Author’s note: In the interest of full disclosure, I have been invested for lengthy periods in a number of Vanguard’s actively managed stock and bond funds, primarily in my IRA and Vanguard retirement plan.
*As of June 30, 2019.
**Sources: Vanguard and Morningstar, Inc., as of March 31, 2019.
†Source: Vanguard, using monthly return data from Morningstar, Inc., covering the 10-year period ended June 30, 2019. Compares average fund performance across 28 Vanguard actively managed stock and balanced mutual funds (Investor Shares) against their Lipper peer-group averages and their respective stated benchmarks. Averages include funds that invest both in the U.S. and internationally, as well as funds that were merged or liquidated during the 10-year reporting period.
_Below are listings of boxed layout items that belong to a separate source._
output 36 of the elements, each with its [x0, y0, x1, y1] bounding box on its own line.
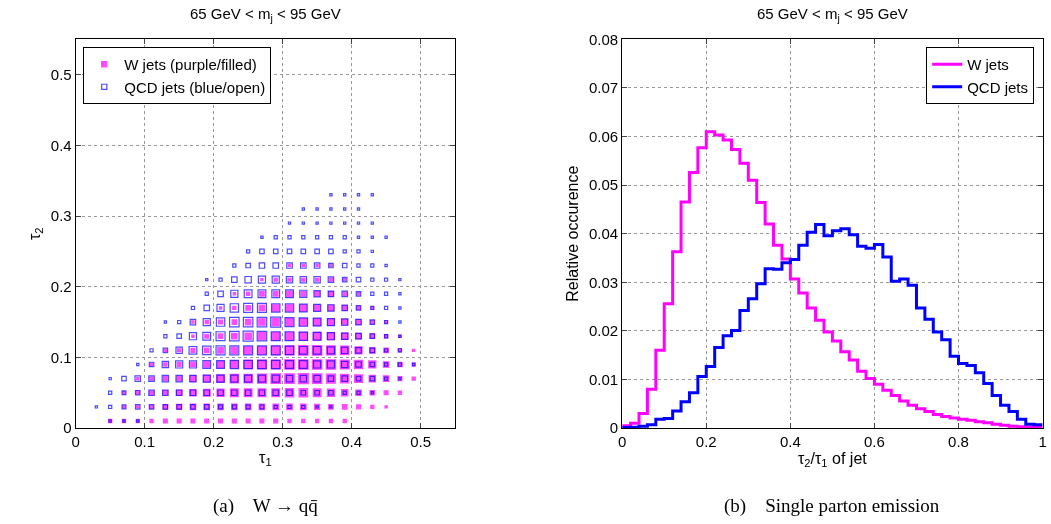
y-tick-label: 0.07: [588, 79, 619, 97]
y-tick-label: 0.5: [50, 65, 72, 83]
x-tick-label: 0.6: [864, 433, 885, 451]
text: (b) Single parton emission: [724, 495, 940, 517]
text: (a) W → qq̄: [213, 495, 319, 517]
x-tick-label: 0.4: [779, 433, 801, 451]
y-tick-label: 0.2: [50, 277, 72, 295]
y-tick-label: 0.01: [588, 370, 619, 388]
legend-label: QCD jets: [967, 78, 1029, 96]
y-tick-label: 0.06: [588, 127, 619, 145]
legend-label: W jets: [967, 56, 1009, 74]
y-tick-label: 0.08: [588, 30, 619, 48]
y-tick-label: 0.04: [588, 224, 619, 242]
y-tick-label: 0.02: [588, 322, 619, 340]
x-tick-label: 0.1: [134, 433, 156, 451]
legend-label: W jets (purple/filled): [124, 56, 257, 74]
x-axis-title: τ$_{1}$: [259, 448, 272, 469]
y-tick-label: 0.3: [50, 207, 72, 225]
x-tick-label: 0.2: [695, 433, 717, 451]
y-axis-title: Relative occurence: [563, 165, 581, 302]
x-tick-label: 0.4: [341, 433, 363, 451]
chart-title: 65 GeV < m$_{j}$ < 95 GeV: [190, 5, 341, 25]
y-tick-label: 0.4: [50, 136, 72, 154]
y-tick-label: 0: [63, 419, 72, 437]
x-tick-label: 0.2: [203, 433, 225, 451]
legend-label: QCD jets (blue/open): [124, 78, 266, 96]
x-tick-label: 0.8: [948, 433, 969, 451]
y-tick-label: 0.1: [50, 348, 72, 366]
chart-title: 65 GeV < m$_{j}$ < 95 GeV: [757, 5, 908, 25]
x-tick-label: 0.3: [272, 433, 294, 451]
x-tick-label: 0.5: [410, 433, 432, 451]
x-axis-title: τ$_{2}$/τ$_{1}$ of jet: [798, 450, 868, 470]
y-tick-label: 0.05: [588, 176, 619, 194]
y-tick-label: 0: [609, 419, 619, 437]
x-tick-label: 1: [1038, 433, 1047, 451]
y-tick-label: 0.03: [588, 273, 619, 291]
Only mutual funds with a minimum 10-year history were included in the comparison. Results will vary for other time periods. All fund performance data are net of fees. The competitive performance data shown represent past performance, which is not a guarantee of future results. View fund performance
††Vanguard average active equity fund expense ratio: 0.27%. Industry average active equity fund expense ratio: 0.81%. All averages are asset-weighted. Industry average excludes Vanguard. Sources: Vanguard and Morningstar, Inc., as of December 31, 2018.
All investing is subject to risk, including the possible loss of the money you invest. Diversification does not ensure a profit or protect against a loss.